Untuk tetap memelihara dan memaknai kembali peristiwa bersejarah itu, Yayasan Warna Warni Indonesia (YWWI) menyelenggarakan Wisata Budaya Kereta Api bertajuk ”Kartini dan Kereta Api”, Sabtu (9/4) lalu, dengan rute perjalanan Stasiun Gambir-Stasiun Tanjung Priok, pergi-pulang. Tujuan acara ini, bukan saja untuk memahami pemikiran Kartini, tapi sekaligus mengenalkan warisan budaya kereta api yang di masa itu merupakan simbol modernisme.
Pemilihan Stasiun Tanjung Priok, bukan tanpa maksud. Stasiun peninggalan masa kolonial yang baru selesai direnovasi tahun 2009, itu merupakan stasiun yang memberangkatkan kereta api listrik pertama di Asia.
Respons terhadap acara ini luar biasa. Hanya dalam hitungan hari, tiket terjual habis. Ratusan perempuan—dan segelintir peserta pria—hari Sabtu pagi itu berkumpul di Stasiun Gambir mengenakan busana bernuansa putih. Cukup banyak figur publik yang hadir, di antaranya Mooryati Soedibyo, Titiek Soeharto, Rae Sita Supit, Astari Rasjid, Sendy Yusuf, Harry Darsono, dan banyak lagi.
Ketika roda-roda kereta bergerak, yang terpancar adalah suka cita peserta yang memilih-milih tempat duduk, teriakan di sana sini yang meminta foto bersama ataupun bertemu teman lama. Suasana ”heboh” ini tersela sejenak ketika makan pagi dibagikan.
Memasuki Stasiun Angke, Ketua Umum Yayasan Warna Warni Indonesia, Krisnina Akbar Tanjung, berbicara lewat pengeras suara tentang misi di balik perjalanan kereta yang memakan waktu sekitar satu jam itu. ”Silakan Anda melihat keluar jendela, inilah kehidupan masyarakat kita. Anda bisa melihat sendiri kondisi mereka yang sangat memprihatinkan,” kata Krisnina.

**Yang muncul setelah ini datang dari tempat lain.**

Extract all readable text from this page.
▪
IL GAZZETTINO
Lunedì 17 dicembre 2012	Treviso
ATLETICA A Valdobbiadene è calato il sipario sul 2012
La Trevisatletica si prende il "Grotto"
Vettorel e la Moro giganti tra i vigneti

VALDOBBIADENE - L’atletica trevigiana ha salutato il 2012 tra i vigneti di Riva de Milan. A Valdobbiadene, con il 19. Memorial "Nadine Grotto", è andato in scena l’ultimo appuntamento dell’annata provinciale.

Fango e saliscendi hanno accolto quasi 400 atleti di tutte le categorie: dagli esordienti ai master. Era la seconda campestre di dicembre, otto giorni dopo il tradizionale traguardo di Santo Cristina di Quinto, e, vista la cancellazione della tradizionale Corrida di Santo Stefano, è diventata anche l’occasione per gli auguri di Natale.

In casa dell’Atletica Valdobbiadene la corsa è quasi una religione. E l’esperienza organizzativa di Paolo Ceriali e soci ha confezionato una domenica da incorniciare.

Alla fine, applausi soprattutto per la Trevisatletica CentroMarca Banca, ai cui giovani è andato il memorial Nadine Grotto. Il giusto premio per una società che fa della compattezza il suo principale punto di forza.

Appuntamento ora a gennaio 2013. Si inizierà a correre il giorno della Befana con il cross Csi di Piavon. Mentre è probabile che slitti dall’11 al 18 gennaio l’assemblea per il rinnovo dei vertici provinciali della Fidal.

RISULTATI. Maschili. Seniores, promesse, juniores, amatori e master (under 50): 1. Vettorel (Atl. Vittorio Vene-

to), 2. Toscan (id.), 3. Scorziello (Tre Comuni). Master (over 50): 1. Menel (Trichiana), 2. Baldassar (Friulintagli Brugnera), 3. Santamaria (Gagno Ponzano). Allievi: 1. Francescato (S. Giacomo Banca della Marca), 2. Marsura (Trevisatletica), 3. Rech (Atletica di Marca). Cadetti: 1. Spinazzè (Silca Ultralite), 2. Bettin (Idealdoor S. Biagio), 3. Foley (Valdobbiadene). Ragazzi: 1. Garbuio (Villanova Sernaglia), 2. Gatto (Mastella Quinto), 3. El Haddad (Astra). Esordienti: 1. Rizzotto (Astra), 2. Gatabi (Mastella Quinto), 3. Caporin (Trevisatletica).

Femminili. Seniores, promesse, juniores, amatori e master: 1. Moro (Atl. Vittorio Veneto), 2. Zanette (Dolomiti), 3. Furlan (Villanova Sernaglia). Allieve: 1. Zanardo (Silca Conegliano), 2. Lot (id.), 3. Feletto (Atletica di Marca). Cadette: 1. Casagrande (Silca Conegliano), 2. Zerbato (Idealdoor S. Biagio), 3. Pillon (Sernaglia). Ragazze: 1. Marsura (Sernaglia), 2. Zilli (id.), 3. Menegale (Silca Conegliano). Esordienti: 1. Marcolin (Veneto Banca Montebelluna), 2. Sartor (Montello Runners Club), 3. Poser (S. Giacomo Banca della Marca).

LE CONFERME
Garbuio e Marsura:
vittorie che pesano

Namun apa daya suaranya tenggelam di antara keriuhan peserta yang sibuk memotret. ”Yah, saya memang tidak mau mengulang-ulang apa yang menjadi misi perjalanan ini, karena semuanya sudah tertulis di buku panduan yang sudah dibagikan sejak tiga minggu lalu. Saya tentunya berharap mereka sudah membacanya dan memahami apa sebetulnya yang menjadi pemikiran Kartini,” kata Krisnina yang dihubungi Kompas, Senin (11/4).
Satu abad
Kereta yang kami tumpangi berhenti di Stasiun Tanjung Priok, yang dibangun pada tahun 1914 pada masa Gubernur Jenderal AFW Indenburg. Stasiun yang rangkanya terbuat dari baja dengan rancangan menyerupai terowongan setengah lingkaran itu, merupakan karya Ir CW Koch, insinyur utama dari Staats Spoorwagen. Keindahan dan keaslian stasiun yang usianya hampir satu abad itu masih terjaga sampai saat ini.
Aula yang luas siang itu diubah menjadi ruang makan dengan puluhan meja makan bundar yang ditata artistik. Piring-piring makan berhiaskan foto RA Kartini diletakkan di atas meja bertaplak batik. Suasana tempo dulu berhasil dibangun melalui suguhan lagu-lagu keroncong perjuangan dan menu santap tradisional.
Mata menyapu ke dinding-dinding ruangan yang berjendela tinggi dengan hiasan kaca patri yang membiaskan pantulan cahaya berwarna merah kekuningan. Di sayap stasiun, berjejer ruang-ruang fungsional yang suasananya mirip dengan stasiun di kota-kota kecil di Jawa. Ada ruang kepala stasiun, ruang tunggu, ruang administrasi, semuanya masih terpelihara dan terjaga kebersihannya.
”Para peserta ini kalau tidak dibawa ke sini, ya tidak pada tahu kalau Jakarta memiliki gedung tua dan stasiun yang seindah ini. Banyak peserta yang terkagum-kagum dan mengaku kaget, bahwa kita ternyata memiliki heritage seperti ini,” lanjut Krisnina.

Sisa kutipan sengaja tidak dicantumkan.